Per dirla semplicemente: coloro che copiano si affidano alla loro capacità di riprodurre fedelmente un messaggio visivo creato molto tempo fa. Ma ecco il punto chiave—un copista ha intenzioni diverse ed esegue l’immagine diversamente da un artista creativo. E quella differenza si vede. Il risultato è spesso percepito inconsciamente come imitativo o non sincero, anche quando la tecnica è impeccabile.

È proprio quello che vogliamo evitare nell’arte ecclesiastica. È una delle qualità principali che rende l’iconografia tradizionale così convincente. Queste immagini erano espressioni visuali di fede vissuta e carismatica—capaci di comunicare la fede senza parole, puramente attraverso forma e colore. Le icone tradizionali erano persuasive a causa della profondità di fede dietro di esse.

Al contrario, un artista contemporaneo che si concentra principalmente sul perfezionare la tecnica—brunendo l’oro fino a una finitura a specchio, per esempio, per suggerire valore materiale visibile—può inavvertitamente minare lo scopo spirituale dell’icona: testimoniare la fede vivente.

Nell’iconografia creativa, composizione, disegno, colore, gamma tonale—persino i riflessi—tutto costituisce il messaggio. Come parole in un inno: ogni parola contribuisce al significato per come è arrangiata con le altri. Variazioni anche più sottili nella composizione o colore possono elevare un’opera, facendola cantare visualmente—purché venga da un artista con sensibilità per la forma.

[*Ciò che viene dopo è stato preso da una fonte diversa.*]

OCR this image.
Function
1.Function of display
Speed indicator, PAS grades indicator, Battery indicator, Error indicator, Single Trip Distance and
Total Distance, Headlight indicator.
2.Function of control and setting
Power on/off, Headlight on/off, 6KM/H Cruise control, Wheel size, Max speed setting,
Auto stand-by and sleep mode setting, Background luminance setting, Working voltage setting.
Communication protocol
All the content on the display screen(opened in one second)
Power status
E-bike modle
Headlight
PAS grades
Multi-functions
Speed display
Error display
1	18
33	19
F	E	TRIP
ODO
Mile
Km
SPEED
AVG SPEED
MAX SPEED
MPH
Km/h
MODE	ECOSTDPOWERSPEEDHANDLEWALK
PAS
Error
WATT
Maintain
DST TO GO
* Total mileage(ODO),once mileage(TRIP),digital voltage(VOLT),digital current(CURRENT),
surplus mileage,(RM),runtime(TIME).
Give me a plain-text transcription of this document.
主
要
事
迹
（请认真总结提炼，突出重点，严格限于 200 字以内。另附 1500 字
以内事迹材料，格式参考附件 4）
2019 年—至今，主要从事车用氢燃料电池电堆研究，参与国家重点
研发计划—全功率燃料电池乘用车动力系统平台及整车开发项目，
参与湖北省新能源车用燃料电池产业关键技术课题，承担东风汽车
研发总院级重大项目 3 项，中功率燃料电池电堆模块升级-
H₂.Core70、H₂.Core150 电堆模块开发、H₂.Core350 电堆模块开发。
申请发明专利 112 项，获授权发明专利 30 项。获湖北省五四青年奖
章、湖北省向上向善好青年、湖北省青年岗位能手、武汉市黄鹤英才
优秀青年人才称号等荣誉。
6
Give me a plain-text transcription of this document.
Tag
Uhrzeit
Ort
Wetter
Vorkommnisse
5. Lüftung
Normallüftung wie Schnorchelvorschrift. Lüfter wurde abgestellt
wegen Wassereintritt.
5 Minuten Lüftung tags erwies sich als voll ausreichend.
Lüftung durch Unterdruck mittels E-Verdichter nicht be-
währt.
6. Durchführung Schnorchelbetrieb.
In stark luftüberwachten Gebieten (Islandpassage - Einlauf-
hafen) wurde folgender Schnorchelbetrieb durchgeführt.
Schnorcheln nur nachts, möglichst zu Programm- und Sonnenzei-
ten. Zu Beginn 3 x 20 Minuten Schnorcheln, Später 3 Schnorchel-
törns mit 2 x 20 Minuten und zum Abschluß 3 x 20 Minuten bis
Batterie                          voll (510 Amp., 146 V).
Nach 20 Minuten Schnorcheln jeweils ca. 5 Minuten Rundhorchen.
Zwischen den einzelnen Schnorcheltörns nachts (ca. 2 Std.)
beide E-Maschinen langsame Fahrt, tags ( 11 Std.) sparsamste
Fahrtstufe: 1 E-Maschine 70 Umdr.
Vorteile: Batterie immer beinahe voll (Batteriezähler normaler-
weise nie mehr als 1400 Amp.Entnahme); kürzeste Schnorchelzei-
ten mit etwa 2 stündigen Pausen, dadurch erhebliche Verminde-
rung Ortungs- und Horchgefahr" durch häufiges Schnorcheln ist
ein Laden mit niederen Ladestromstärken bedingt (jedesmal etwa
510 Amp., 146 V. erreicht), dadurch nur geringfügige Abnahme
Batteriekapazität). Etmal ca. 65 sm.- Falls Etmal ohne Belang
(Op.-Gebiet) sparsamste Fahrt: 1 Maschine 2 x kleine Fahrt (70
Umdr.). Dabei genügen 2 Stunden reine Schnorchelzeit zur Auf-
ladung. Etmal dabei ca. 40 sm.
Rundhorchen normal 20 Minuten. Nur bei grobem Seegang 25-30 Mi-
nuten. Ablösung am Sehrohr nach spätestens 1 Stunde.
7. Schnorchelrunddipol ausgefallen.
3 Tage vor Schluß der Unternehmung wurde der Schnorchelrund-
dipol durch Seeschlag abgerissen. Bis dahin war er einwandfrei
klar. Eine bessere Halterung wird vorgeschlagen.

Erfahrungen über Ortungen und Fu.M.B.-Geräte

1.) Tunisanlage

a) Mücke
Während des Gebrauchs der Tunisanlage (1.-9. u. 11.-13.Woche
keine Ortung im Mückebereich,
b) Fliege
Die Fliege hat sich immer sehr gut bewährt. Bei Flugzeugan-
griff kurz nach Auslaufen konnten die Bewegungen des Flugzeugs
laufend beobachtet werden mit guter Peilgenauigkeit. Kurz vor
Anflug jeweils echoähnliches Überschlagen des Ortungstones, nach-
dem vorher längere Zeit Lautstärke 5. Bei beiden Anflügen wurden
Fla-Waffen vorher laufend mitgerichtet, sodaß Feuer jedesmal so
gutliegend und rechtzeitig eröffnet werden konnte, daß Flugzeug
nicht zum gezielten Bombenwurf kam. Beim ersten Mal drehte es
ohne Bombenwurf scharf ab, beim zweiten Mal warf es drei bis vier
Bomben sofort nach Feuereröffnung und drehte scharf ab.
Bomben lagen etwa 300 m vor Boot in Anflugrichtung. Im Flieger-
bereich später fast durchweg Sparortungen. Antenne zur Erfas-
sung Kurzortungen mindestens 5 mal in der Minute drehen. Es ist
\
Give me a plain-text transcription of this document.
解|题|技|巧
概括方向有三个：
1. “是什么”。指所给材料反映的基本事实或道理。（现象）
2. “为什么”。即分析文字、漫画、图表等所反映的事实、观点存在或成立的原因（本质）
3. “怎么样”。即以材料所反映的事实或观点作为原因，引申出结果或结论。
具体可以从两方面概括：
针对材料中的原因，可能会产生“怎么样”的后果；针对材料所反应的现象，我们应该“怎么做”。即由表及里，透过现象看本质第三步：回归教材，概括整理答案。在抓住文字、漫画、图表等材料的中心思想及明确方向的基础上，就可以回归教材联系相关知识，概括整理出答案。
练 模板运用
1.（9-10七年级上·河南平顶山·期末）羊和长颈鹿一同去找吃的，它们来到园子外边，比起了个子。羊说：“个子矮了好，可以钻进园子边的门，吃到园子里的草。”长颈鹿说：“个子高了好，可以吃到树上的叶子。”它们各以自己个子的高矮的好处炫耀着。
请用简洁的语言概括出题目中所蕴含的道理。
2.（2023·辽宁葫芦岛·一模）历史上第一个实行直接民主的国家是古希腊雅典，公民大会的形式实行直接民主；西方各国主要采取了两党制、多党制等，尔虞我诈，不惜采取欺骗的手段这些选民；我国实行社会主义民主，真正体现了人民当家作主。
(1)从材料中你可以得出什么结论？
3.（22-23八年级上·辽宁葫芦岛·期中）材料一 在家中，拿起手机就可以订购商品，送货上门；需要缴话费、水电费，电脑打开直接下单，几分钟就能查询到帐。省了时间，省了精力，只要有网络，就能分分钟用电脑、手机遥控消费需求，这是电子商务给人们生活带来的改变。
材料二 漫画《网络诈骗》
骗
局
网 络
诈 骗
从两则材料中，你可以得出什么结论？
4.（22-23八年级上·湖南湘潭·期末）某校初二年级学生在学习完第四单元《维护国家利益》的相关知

Nello stesso tempo, il disegno, composizione e colore in un’immagine copiata riflettono solo il desiderio di replicare un modello. Nonostante la buona tecnica, il risultato può apparire come una serie di dettagli piuttosto che un messaggio coerente e sentito. È come cercare di imitare una frase in una lingua straniera senza conoscere le sue regole o significato: potresti suonare bene finché non importa—e invece di dire “Ciao, il mio nome è Giacomo,” dici “Calamari vengono venerdì sera”.

ESEMPIO PRATICO

Qui volevo dare anche un esempio di come le opere di Olga Shalamova sono state copiate, ma prima volevo condividere un’ pò il suo processo creativo e mostrare da ciò che lei si era ispirata. Metto tutte le immagini in una fila per poter mostrarlo meglio:

Icona di Annunciazione. Ricerca creativa di Olga Shalamova
Icona di Annunciazione. Ricerca creativa di Olga Shalamova

 Olga ha trovato la sua ispirazione originale in un affresco dell’XI secolo, che si trova nell’abside della chiesa di San Giovanni ai Campi (vicino a Torino). Ha notato una giustapposizione di due figure molto ravvicinate – una tutta bianca e l’altra tutta scura. Per vedere come si potesse realizzare questa immagine come Annunciazione, ha fatto alcuni disegni e schizzi. Ha tentato di disegnare questa immagine su una tavola rettangolare, ma non è andata bene. Allora ha deciso di provare su una tavola semicircolare e così è riuscita. Dopo ha dipinto ancora un’icona dello stesso tipo, un ‘po diversa, – sullo sfondo giallo.

Qualche anno dopo abbiamo visto che questa immagine ha attratto l’attenzione di due iconografi, ma invece di ispirarsi e fare una ricerca individuale, questi iconografi hanno deciso di copiare quasi tutto, eccetto i colori, che hanno scelto autonomamente. Per me questa è una dimostrazione di quanto sia importante la ricerca, perché si vede che le persone che hanno copiato senza riflettere sono arrivate a mere copie.

Due icone di Olga Shalamova (a sinistra) e copie di altri iconografi (a destra)
Due icone di Olga Shalamova (a sinistra) e copie di altri iconografi (a destra)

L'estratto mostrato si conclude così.